Еле приподнял слабую руку и тут же ощутил в ней горячую мягкую ладонь Феликса Макаровича.
Женщина поднесла Бурлаку стакан со спиртом.
— Выпейте, пожалуйста.
— Как авария? — спросил Бурлак, растопыренной пятерней отгораживаясь от поднесенного стакана.
— Газопровод перекрыли. Пламя сбили. Пока метет, не пробраться, — доложил Юрник. — Пейте, пейте. Вам надо уснуть.
Морщась, насилуя себя, он еле выпил тошнотворную жидкость. Хотел сказать что-нибудь веселое, шутливое, но пока раздумывал, провалился в липкую, знойную, беспамятную духоту…
— Сон для него теперь лучшее лекарство, — сказал Феликс Макарович, накрывая спящего Бурлака шубой. — Так, товарищ доктор? — И обласкал, ощупал взглядом смущенную юную докторшу. — Неплохо бы и нам сообразить чего-нибудь для сугреву души и бренного тела…
Феликс Макарович первым протрубил тревогу, всех взбаламутил и всполошил. Ему зачем-то срочно понадобился Бурлак, и, не найдя его ни в кабинете, ни дома, Феликс Макарович позвонил Юрнику и от него узнал, что пару часов назад Бурлак умчался на сто четвертый. «Добрался?» — спросил он Юрника. «Да по времени-то должен бы…» — смущенно проговорил Юрник, понимая свою оплошность. «Ты что, первый день на Севере? — сразу напустился на Юрника Феликс Макарович. — Зимник наверняка к черту. Если их накрыло — конец. Выходи на связь со сто четвертым, готовь машины».

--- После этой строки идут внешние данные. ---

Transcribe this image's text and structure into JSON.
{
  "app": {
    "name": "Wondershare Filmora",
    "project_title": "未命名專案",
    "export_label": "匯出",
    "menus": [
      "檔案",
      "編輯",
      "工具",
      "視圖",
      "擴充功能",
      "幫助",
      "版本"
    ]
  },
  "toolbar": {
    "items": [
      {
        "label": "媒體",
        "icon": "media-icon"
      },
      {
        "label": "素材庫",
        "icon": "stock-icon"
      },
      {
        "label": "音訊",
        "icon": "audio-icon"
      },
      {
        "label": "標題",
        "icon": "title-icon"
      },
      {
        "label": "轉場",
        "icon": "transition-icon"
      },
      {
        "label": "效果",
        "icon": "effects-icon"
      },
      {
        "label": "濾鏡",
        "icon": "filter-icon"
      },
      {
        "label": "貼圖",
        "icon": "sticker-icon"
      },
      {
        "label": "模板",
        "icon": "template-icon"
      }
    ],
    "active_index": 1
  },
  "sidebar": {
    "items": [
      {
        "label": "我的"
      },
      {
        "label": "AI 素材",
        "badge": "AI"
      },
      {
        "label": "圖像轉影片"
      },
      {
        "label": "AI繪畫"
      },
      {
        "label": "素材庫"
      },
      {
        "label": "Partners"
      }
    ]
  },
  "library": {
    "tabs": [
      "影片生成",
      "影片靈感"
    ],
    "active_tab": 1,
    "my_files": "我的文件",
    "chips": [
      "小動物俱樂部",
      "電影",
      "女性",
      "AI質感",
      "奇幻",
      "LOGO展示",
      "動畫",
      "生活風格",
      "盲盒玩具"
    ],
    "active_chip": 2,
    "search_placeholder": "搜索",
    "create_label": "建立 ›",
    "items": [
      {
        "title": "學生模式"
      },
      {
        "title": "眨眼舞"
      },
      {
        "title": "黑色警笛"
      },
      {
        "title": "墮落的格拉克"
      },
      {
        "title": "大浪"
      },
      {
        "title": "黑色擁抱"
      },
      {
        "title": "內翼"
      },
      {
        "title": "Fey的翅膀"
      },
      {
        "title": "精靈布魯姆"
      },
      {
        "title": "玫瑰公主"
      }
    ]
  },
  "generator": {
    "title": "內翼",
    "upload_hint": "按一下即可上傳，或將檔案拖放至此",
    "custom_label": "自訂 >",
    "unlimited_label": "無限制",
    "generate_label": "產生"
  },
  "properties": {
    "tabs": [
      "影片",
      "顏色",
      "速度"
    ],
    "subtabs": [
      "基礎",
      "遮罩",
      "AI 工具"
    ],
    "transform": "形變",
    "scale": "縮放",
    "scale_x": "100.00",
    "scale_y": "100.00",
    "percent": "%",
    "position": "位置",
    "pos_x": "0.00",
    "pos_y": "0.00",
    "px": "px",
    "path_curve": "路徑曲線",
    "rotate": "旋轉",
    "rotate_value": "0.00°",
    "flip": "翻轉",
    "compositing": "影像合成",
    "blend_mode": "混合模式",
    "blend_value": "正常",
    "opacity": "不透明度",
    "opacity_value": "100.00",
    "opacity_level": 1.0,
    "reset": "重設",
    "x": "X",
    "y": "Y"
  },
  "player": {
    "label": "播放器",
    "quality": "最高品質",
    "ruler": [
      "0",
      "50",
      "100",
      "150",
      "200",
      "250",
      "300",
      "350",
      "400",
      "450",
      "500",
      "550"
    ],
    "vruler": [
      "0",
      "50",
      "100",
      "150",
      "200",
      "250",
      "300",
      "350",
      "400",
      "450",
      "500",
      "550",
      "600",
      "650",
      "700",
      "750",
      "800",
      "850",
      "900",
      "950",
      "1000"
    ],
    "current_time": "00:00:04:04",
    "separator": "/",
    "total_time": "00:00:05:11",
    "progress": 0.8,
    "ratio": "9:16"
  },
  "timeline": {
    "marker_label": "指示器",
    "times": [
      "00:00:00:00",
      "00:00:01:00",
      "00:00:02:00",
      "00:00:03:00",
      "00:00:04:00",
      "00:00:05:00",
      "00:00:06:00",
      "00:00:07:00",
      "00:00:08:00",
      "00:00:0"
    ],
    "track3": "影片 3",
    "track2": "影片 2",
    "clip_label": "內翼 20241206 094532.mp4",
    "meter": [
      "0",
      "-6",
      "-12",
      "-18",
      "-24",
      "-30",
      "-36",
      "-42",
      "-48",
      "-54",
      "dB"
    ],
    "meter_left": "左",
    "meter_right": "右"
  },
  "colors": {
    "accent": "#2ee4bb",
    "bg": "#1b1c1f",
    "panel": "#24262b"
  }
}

Целый час бился Юрник, поднял на ноги всех связистов Гудыма, но все-таки добрался до сто четвертого. Узнав, что Бурлака там нет, они вместе с Феликсом Макаровичем создали специальный спасательный отряд и ринулись по следам исчезнувших. Не будь у них «Катерпиллера» и могучего вездехода ГТТ, не пробиться бы сквозь буран по заметенному зимнику, не спасти Бурлака. В рубашке родился Максим Бурлак, в рубашке. Как угадал Феликс Макарович под сугробом, в сумасшедшей дикой метели, и почему Бурлак не замерз, не заболел даже, — неведомо. Видно, впрямь: кому жить — тому жить…
Припоминая позже бредовые видения ледяного беспамятства, Бурлак больше всего поражался присутствию в них бронзового дога. Давно вроде бы позабыл о нем, а он вдруг откуда-то свалился и потянул за собой, вырывая из вечного мрака небытия. Почему решил, что бронзовый дог явится спасти, а не погубить, — не знал, но даже мысли противной не допускал. И когда пережитое отболело и отвалилось, и Рюрика похоронили, и аварию ликвидировали, бронзовый дог все еще был где-то рядом, не беспокоил, не тревожил, не нагонял воспоминаний, но и не покидал. Что ему было нужно? Зачем снялся с литого пьедестала и примчался в студеный край?..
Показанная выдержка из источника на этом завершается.